The pattern in Figure 2 shows what might be called “sector-shifting” in Canada’s food and nutrition spending. Simply put, because Canada lacked a long-term FNS strategy, this resulted in varying aid priorities from year to year. While some flexibility in programming can be helpful, the lack of a long-term vision and goals is counterproductive given that long-term investments and continuous work with partners on the ground are required to produce sustainable and meaningful results.
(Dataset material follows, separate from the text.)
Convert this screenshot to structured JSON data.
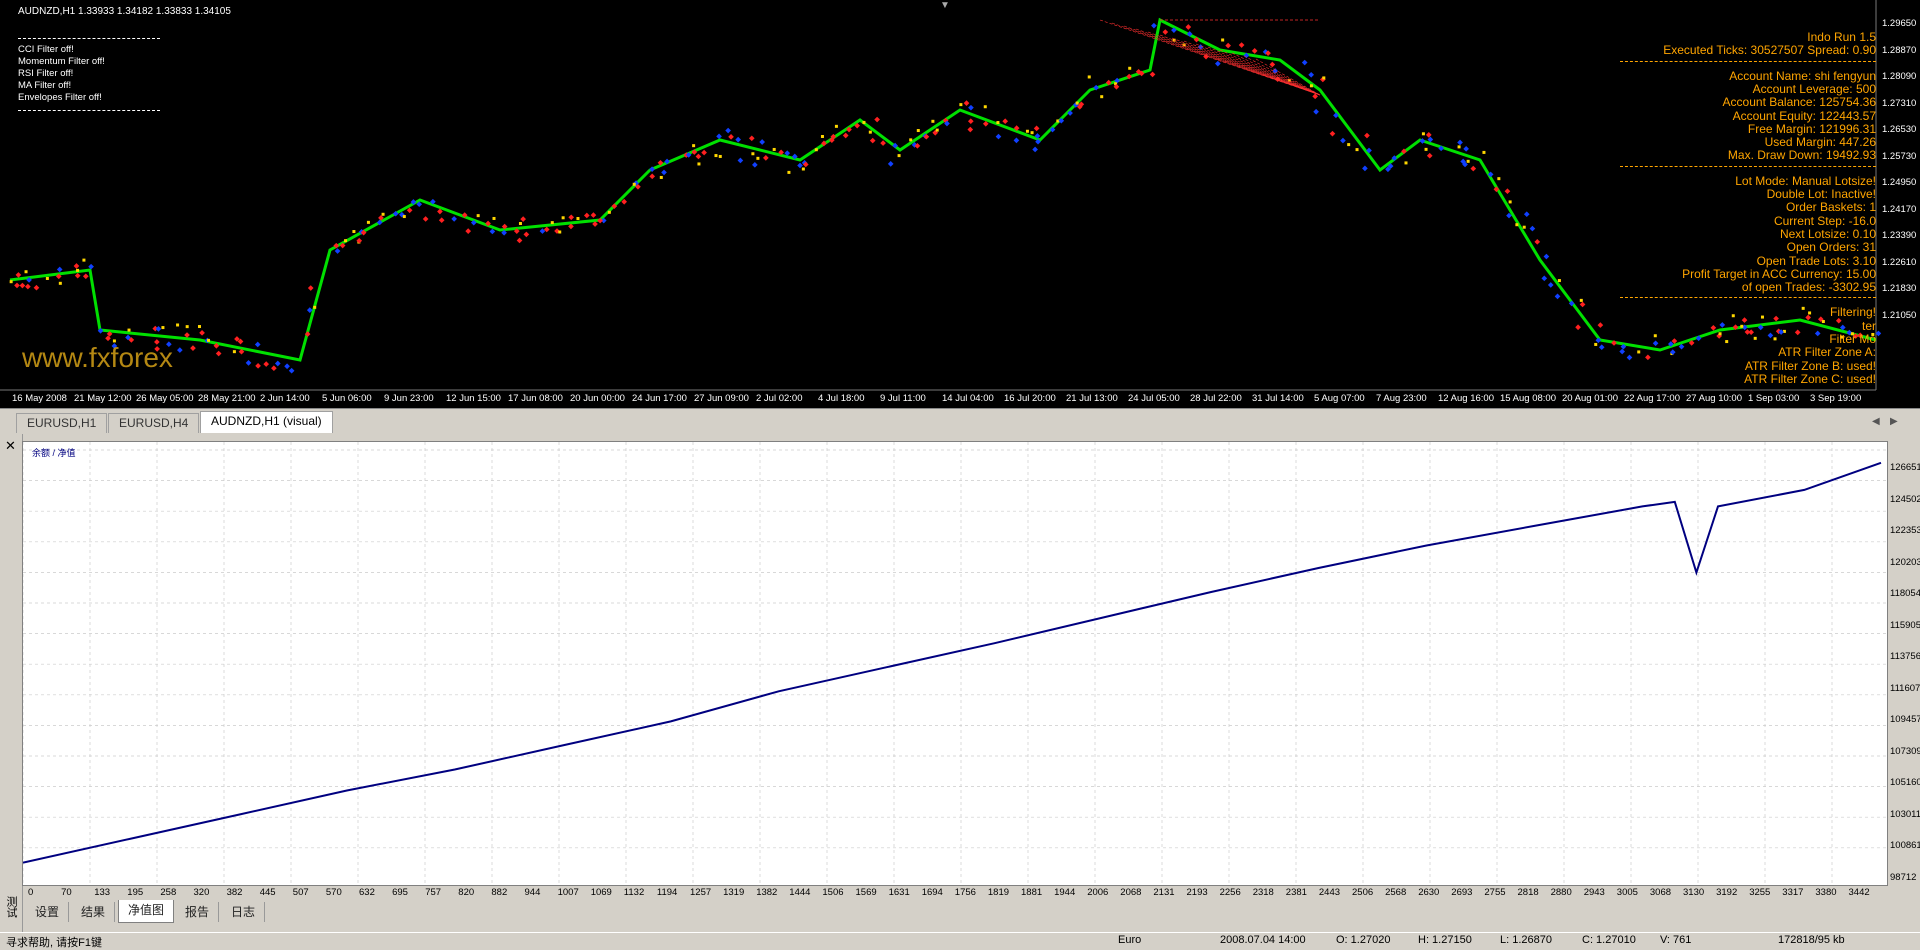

What we can we learn from Canada’s recent food and nutrition security strategies? The first lesson is that aid generosity is not sufficient. Just as essential is that aid be provided on a predictable basis over a long time horizon. It is nothing new that governments prefer short-term and quick results and such behavior is to be expected when policy is made under the shadow of election cycles. However, achieving SDG 2 requires longer term-thinking and planning and thus a shift away from business as usual. This is why I recommend that donors such as Canada consider making aid commitments that run from now until 2030. After all, if donors are as serious as they claim about their commitment to achieving the 2030 Agenda, a first step should be developing aid policies and spending commitments that run through to 2030. 

The second lesson is the importance of tools like the Ending Rural Hunger database in providing metrics to evaluate countries’ performance. Canada has done a poor job of evaluating its FNS assistance programs; it has not even undertaken an independent review of its post-Global Food Crisis aid spending, making it difficult to learn lessons of what has worked and has not. Tools like the Ending Rural Hunger database are helpful for initiating a conversation about improving the efficacy of aid, especially in situations of information scarcity about how governments have been allocating and prioritizing their resources.